E como pode ocorrer uma mudança?

Só há mudança se houver um processo de assimilação pessoal. E é difícil ver o que aconteceu com você. É muito difícil alguém chegar e dizer que você está exercendo violência obstétrica. Para chegar lá, você tem que ver o que aconteceu com você, quando você não cuidou de um paciente ou não o acompanhou como gostaria de ser cuidado.

Foi assim no seu caso?

Desde que deixei a Saúde Pública, estou percebendo, cada vez mais, como foi doloroso para mim. E eu não sabia o quanto isso me afetou em um nível pessoal. Está mal colocado. Nesta sociedade não queremos ver sofrimento, deficiência, doença mental, responsabilidade coletiva pelo cuidado. Colocamos alguns aos cuidados de todos.

Algo que você gostaria de implementar agora se pudesse …
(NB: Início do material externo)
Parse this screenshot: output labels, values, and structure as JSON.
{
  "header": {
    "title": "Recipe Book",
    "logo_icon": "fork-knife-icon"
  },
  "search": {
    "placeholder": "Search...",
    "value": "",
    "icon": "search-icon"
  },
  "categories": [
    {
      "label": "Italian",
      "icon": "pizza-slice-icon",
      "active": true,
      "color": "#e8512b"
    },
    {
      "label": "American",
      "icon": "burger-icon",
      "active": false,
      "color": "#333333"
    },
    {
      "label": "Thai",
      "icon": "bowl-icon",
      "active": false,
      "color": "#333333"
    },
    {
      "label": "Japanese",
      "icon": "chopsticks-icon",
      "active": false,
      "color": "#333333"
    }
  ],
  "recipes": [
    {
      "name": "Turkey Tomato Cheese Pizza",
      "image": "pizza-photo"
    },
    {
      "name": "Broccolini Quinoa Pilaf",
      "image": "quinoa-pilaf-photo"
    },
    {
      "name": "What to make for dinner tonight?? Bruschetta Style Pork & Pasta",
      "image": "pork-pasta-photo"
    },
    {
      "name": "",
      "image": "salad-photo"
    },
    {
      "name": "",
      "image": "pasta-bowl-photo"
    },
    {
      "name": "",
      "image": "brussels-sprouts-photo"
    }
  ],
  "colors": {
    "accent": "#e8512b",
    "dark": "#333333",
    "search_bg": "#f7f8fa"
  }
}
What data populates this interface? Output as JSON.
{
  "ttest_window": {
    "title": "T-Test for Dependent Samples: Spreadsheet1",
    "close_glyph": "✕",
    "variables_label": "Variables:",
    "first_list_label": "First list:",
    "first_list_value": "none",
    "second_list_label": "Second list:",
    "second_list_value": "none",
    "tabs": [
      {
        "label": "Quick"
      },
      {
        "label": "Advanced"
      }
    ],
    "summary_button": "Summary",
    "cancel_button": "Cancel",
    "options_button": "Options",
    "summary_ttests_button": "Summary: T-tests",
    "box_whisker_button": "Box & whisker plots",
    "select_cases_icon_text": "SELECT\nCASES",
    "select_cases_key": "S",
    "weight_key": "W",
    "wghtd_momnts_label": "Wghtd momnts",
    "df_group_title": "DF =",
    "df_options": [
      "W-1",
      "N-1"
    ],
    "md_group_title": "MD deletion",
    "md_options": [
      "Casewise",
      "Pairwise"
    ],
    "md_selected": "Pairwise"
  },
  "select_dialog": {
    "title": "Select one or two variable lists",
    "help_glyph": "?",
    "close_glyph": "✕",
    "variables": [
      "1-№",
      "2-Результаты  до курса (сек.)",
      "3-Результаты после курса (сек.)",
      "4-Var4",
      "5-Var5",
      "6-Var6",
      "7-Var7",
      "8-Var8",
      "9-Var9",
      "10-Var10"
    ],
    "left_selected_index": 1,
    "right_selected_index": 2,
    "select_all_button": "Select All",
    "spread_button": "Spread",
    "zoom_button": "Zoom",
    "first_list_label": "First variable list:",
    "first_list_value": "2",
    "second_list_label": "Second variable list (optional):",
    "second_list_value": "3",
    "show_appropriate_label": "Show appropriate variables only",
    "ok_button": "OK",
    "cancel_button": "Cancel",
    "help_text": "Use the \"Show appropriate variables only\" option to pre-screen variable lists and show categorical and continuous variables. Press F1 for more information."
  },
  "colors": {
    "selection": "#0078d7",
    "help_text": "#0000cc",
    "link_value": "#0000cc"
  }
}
Um primeiro ponto mais político: temos que ir em direção ao decrescimento e devemos entender como tratamos as mães e como tratamos a Terra. Estamos destruindo a Terra e destruindo nossa saúde e a saúde de nossos filhos. Aí a mudança tem que ser muito profunda.

E outro mais prático?

Para mim, o mais urgente é ajudar as mães, ajudar as mães a criar. E aí também precisamos de uma profunda mudança social para que eles não fiquem sozinhos. Não tem que ser uma coisa individual, tem que ser coletiva. Cuidar das grávidas para que não tenham o medo que agora têm de perder o emprego, para que não sejam obrigadas a trabalhar, para que saibam que poderão crescer com naturalidade, com prazer e com toda a flexibilidade do mundo.

Temos que entender que somos feitos para a saúde, para o prazer, para o gozo. Tem que ser totalmente revertido.